As Executive Vice President, Chief Algorithms and Analytics Officer, and board member for Overstock.com, Dr. Kamelia Aryafar leads the company’s analytics, data platform, technology, machine learning, data science, data engineering, and algorithmic product functions across the marketing, customer, sourcing, and website verticals. Dr. Aryafar worked at Etsy with different product teams across several platforms to integrate analytics, machine learning (ML) and artificial intelligence (AI) algorithms throughout the organization.

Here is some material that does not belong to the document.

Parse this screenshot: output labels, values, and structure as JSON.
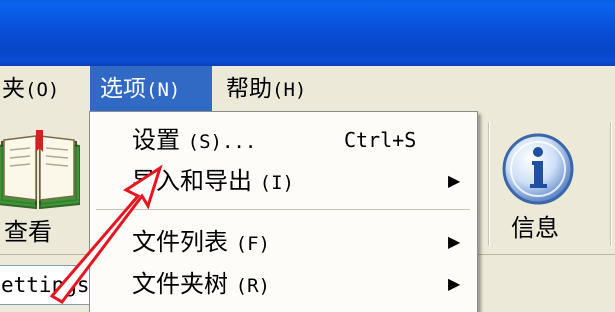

Since joining Overstock, her teams have integrated state-of-the-art ML and AI algorithms across various product teams, including search and discovery, personalization, experimental design and analytics, pricing, ranking, sort and navigation, recommender systems, marketing, CRM, advertising technologies, email, sourcing, and supply chain.From the algorithms that power the search experience to the analytics and data strategy and platform used to personalize that experience, she is helping customers discover the most relevant products and information to meet their needs and inspire their wants.

Lili Jiang

Lili is the Head of Data Science at Quora . She leads a team of data scientists at Quora in Mountain View, CA. Her team delivers data insights and pinpoints growth opportunities related to Quora’s content recommendation system, which curates personalized knowledge to hundreds of millions of users. She has lead projects where she focused on using data insights to identify opportunities in user activation and retention channels. She graduated from Harvard with a degree in Physics. At Harvard, she conducted biophysics research that constructed Markov chain and biased random walk models to understand protein RNA interaction and energy barriers.

Richard Socher

Richard is the chief scientist (EVP) at Salesforce, where he leads teams working on fundamental research, applied research, product incubation, CRM search, customer service automation and a cross-product AI platform for unstructured and structured data. He has previously been an adjunct professor at Stanford’s computer science department and was the founder and CEO/CTO of MetaMind which was acquired by Salesforce in 2016. In 2014.

While these are just a few of the data scientists that we have recognized, there are many many reputable data scientists building the AI of the future that should also be recognized. We hope to see more machine learning heroes thrive, and see more stars hit this list. Hopefully this list will inspire others to join the field, and will give other data scientists a place to learn about new opportunities in the field of AI both in a corporate enterprise, or in research, or for social causes.